‘Let’s Take Back Our Space’: “Female” and “Male” Body Language as a Result of Patriarchal Structure is the culmination of this research and cataloguing. Published in 1979, the book features over two thousand photographs by Wex of the body language common to each gender. She arranged her photographs across horizontal pages in two rows, a register of images of men above one of women. Within the book form and through her astute organization and juxtaposition of images, she reveals the socialized postures that men and women learn to hold. This body language is, as she writes, “legs held close together, feet either straight or turned slightly inward, arms held close to the body. In short, the woman makes herself small and narrow, and takes up little space. The general characteristics of male body postures are: legs far apart, feet turned outwards, the arms held at a distance from the body. In short, the man takes up space and generally takes up significantly more space than the woman.” In 2014, the blog AM New York coined a term for this ubiquitous gendered behavior—manspreading.

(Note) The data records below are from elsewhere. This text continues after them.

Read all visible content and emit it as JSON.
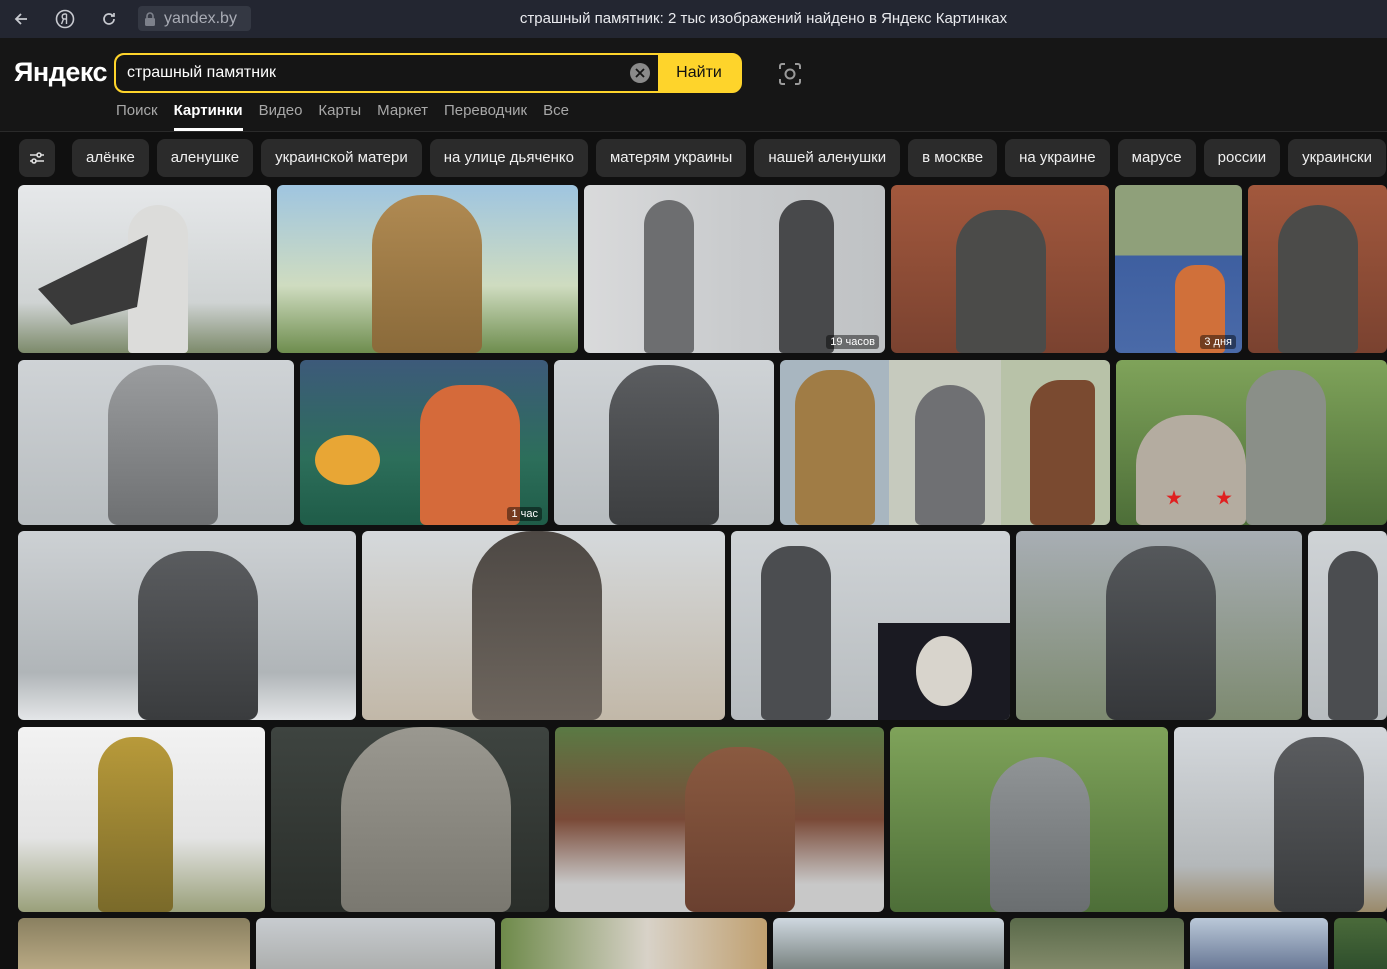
{
  "browser": {
    "address": "yandex.by",
    "tab_title": "страшный памятник: 2 тыс изображений найдено в Яндекс Картинках"
  },
  "header": {
    "logo": "Яндекс",
    "search_value": "страшный памятник",
    "search_button": "Найти",
    "services": [
      {
        "label": "Поиск",
        "active": false
      },
      {
        "label": "Картинки",
        "active": true
      },
      {
        "label": "Видео",
        "active": false
      },
      {
        "label": "Карты",
        "active": false
      },
      {
        "label": "Маркет",
        "active": false
      },
      {
        "label": "Переводчик",
        "active": false
      },
      {
        "label": "Все",
        "active": false
      }
    ]
  },
  "chips": [
    "алёнке",
    "аленушке",
    "украинской матери",
    "на улице дьяченко",
    "матерям украины",
    "нашей аленушки",
    "в москве",
    "на украине",
    "марусе",
    "россии",
    "украински"
  ],
  "badges": {
    "t3": "19 часов",
    "t5": "3 дня",
    "t8": "1 час"
  },
  "icons": {
    "back": "arrow-left-icon",
    "yandex": "yandex-browser-icon",
    "reload": "reload-icon",
    "lock": "lock-icon",
    "clear": "clear-icon",
    "lens": "camera-search-icon",
    "filter": "filter-sliders-icon"
  },
  "colors": {
    "accent": "#fed42b",
    "background": "#101010",
    "chip": "#2b2b2b"
  }
}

In ‘Let’s Take Back Our Space’, Wex’s layout of photographs is combined with her writing and captions as well as images drawn from visual culture—especially advertising images—keenly revealing one of the most powerful consumer outlets instructing men and women on how to carry themselves alone and in relation to each another. Other parts of the book include Wex’s catalogue of a history of art, specifically images of Egyptian, Greek, Roman, and early Renaissance statues. These images reinforce her thesis that the long history of visual culture (well before advertisements) relays the ways in which genders communicate through body language.
Case Studies: Marianne Wex is the first in a series of displays using the inventory of the CRB bookshop as a launching point for assembling focused exhibitions. ‘Let’s Take Back Our Space’ led us to compile a collection of visual documentation, reproductions, books, and writing related to ALBUM (Eline Mugaas and Elise Storsveen), Jérôme Saint-Loubert Bié, Caravaggio, Hal Fischer, André Malraux, Lynne Tillman, Martine Syms, and Wolfgang Tillmans.
Case Studies identifies a book to unfurl into an exhibition of archival materials, photographic reproductions, periodicals, ephemera, sound, and text that amplify ideas explored by the featured publication.